An easy walk up the small hill behind the Stadthuys leads to St. Paul's Church, a Portuguese structure completed in 1590 by the Jesuits. The church has been neglected since the departure of the Portuguese and is now in ruins, but the view from the hill and the Dutch tombstones, which have been placed on graves in the crumbled nave, make the visit worthwhile.

To the west at the bottom of the hill is a stone gateway guarded by a couple of cannons, the meager remains of what was once a huge Portuguese fort called La Famosa. The fort, which was also used and modified by the Dutch, was torn down by the British when they gained control. The gateway, known as Porta de Santiago, was saved from destruction by Sir Stamford Raffles, the man who made Singapore a British trading center.

Across the river from Christ Church is the older, predominantly Chinese section of town in which most of the remaining tourist sights are to be found.

The Cheng Hoon Teng Temple, founded in 1645, is the oldest functioning Chinese temple in Malaysia. The brightly colored, ornate structure, which pays homage to San Y Chiao, the three teachings of Buddhism, Taoism and Confucianism, is still the cultural center for the Chinese community in Malacca.

Down the street is the KampongKeling Mosque, a Sumatran-type mosque with Corinthian columns, English and Portuguese tiles and a Victorian chandelier -- making it a monument to cultural diversity.
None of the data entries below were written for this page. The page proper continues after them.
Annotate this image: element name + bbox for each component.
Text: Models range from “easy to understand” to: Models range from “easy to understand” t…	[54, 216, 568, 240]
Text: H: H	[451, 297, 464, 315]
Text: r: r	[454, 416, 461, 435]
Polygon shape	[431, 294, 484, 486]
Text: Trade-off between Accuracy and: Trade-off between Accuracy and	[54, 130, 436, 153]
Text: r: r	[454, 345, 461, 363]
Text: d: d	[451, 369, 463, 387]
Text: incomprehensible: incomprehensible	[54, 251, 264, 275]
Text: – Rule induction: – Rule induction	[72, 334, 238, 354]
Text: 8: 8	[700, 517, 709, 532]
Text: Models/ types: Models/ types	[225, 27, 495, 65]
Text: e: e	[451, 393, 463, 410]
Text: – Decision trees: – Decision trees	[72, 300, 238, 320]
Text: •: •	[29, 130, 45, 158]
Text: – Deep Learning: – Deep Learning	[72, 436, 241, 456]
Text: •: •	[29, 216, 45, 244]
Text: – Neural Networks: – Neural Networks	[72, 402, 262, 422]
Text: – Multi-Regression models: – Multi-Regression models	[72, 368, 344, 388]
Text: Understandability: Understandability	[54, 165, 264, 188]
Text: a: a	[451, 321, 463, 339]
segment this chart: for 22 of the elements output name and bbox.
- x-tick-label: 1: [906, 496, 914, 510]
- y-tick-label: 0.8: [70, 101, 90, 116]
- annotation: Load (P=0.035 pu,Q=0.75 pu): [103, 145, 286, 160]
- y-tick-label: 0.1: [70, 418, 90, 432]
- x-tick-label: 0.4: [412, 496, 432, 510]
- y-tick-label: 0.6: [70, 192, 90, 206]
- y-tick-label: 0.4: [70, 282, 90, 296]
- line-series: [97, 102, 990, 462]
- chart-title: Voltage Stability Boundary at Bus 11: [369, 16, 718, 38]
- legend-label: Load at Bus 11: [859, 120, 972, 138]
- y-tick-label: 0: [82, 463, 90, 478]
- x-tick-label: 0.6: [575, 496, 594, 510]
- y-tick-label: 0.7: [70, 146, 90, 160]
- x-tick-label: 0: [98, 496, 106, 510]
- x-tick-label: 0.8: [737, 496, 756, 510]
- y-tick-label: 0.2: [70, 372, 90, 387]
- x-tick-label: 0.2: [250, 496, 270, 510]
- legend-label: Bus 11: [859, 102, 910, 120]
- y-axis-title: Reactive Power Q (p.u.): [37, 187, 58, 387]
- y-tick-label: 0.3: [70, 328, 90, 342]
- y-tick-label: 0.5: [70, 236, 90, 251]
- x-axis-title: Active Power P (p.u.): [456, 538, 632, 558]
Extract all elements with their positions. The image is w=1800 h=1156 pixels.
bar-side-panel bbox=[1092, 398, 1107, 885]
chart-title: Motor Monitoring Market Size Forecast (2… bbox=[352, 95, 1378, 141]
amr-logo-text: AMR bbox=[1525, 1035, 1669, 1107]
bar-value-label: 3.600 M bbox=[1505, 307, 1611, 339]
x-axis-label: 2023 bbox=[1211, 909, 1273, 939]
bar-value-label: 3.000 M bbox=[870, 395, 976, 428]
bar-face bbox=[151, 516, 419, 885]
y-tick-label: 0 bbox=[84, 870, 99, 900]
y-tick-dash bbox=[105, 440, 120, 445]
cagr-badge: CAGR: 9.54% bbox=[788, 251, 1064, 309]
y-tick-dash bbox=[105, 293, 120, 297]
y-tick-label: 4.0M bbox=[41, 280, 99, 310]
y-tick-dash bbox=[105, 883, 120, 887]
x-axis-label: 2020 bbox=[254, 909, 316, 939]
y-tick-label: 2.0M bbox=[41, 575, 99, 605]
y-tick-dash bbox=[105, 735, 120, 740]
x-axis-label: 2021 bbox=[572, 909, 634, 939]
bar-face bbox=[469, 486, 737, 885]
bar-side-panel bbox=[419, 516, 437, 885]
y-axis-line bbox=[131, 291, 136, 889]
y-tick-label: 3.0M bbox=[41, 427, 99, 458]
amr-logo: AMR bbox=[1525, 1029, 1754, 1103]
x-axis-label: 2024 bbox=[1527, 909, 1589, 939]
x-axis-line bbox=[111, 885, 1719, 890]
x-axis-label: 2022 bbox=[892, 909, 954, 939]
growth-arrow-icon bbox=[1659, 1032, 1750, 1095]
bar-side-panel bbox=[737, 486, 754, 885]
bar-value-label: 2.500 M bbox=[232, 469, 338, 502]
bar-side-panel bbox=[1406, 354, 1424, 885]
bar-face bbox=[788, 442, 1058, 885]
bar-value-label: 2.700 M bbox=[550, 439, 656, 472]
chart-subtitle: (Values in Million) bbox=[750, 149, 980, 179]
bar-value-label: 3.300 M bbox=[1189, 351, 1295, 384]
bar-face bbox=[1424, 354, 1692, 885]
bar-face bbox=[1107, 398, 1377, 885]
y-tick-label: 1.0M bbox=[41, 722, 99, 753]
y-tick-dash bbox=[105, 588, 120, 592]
Around the corner is the Temple of Sri Poyyatha Vinayagar, a Hindu temple dedicated to Vinayagar -- the deity with a human body and an elephant's head. A beautiful black stone statue of him can be found in the temple.

A short distance away is the Baba and Nyonya Heritage Museum, one of the most interesting sights in the city. The Chinese settlers who came in the 1400s mixed with the Malays, forming a cultural group called Peranakan, the females of which are called Nyonyas and the males Babas. The museum, which is privately operated by Peranakans, is a typical 19th century Peranakan home. It is certainly worth the $2.75 entrance fee.